Step 3: Run the Demo Client Application¶
We’ll use Authlib’s Auth Playground as our demo OIDC client. Install and run it using your preferred method:
$ wget https://github.com/authlib/auth-playground/releases/download/|auth_playground_version|/auth-playground -O auth-playground
$ chmod +x auth-playground
$ ./auth-playground
$ docker run --rm --network host ghcr.io/authlib/auth-playground:latest
$ podman run --rm --network host ghcr.io/authlib/auth-playground:latest
$ uvx auth-playground
$ pip install auth-playground
$ auth-playground
After these steps you will have a running client at http://localhost:4000.
Step 4: Configure the Client Application¶
Auth Playground homepage.¶
Auth Playground homepage.¶
Now we need to configure Auth Playground to connect to your Canaille instance. Open http://localhost:4000, and fill the Canaille URL http://localhost:5000 in the Provider URL field.
Auth Playground client configuration page.¶
Auth Playground client configuration page.¶
Under the Manual configuration section, you will then see a form. Fill it with the Client ID and client secret that you got on step 2, then validate.
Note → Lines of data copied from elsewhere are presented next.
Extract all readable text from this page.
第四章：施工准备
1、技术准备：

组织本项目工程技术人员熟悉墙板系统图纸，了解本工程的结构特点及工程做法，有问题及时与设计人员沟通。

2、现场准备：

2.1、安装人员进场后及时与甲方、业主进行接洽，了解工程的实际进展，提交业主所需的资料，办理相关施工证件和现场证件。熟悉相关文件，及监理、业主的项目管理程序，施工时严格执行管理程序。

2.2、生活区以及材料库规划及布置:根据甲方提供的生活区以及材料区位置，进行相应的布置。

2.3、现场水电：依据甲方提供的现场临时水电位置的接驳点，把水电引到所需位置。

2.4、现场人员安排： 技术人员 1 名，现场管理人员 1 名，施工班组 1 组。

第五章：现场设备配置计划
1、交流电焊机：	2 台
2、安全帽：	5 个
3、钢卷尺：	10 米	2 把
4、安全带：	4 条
Now Auth Playground knows how to contact Canaille, and how to authenticate itself at Canaille, so it can allow you to perform additional operations, like logging in.
In real-world client applications, you generally need to give those information either through a configuration file, env variables, or by a web interface. This depends on the application, check the appropriate documentation where to configure OIDC.
Step 5: Test the OIDC Authentication Flow¶
Now let’s perform an OIDC authentication:
Click on Sign in
You’ll be redirected to Canaille’s login page at http://localhost:8000
Enter your Canaille credentials (e.g.,
admin/admin123if you followed the getting-started tutorial)After successful authentication, you should see a consent screen asking you to authorize Auth Playground to access your profile information. Click Accept or Accept
You’ll be redirected back to Auth Playground (http://localhost:4000)
You should now be logged in! Auth Playground will display:
Your user information (name, email)
The access token received from Canaille
The ID token with your user claims
Other OIDC flow details
That’s it! This is basically what an OIDC authentication looks like. Your application redirects you to the Identity Provider, you sign-in and allow the application to access your data, and you get redirected to your application which now have access to your personal information.
You can play with Auth Playground to test more complex interactions between the client application and the Identity Provider.
Test Logout¶
To test the complete flow:
In Auth Playground, click Logout
You’ll be redirected to Canaille’s an be logged-out from Canaille, but you won’t notice…
… because you will instantly be redirected back to Auth Playground’s homepage.
And now you are also disconnected from Auth Playground.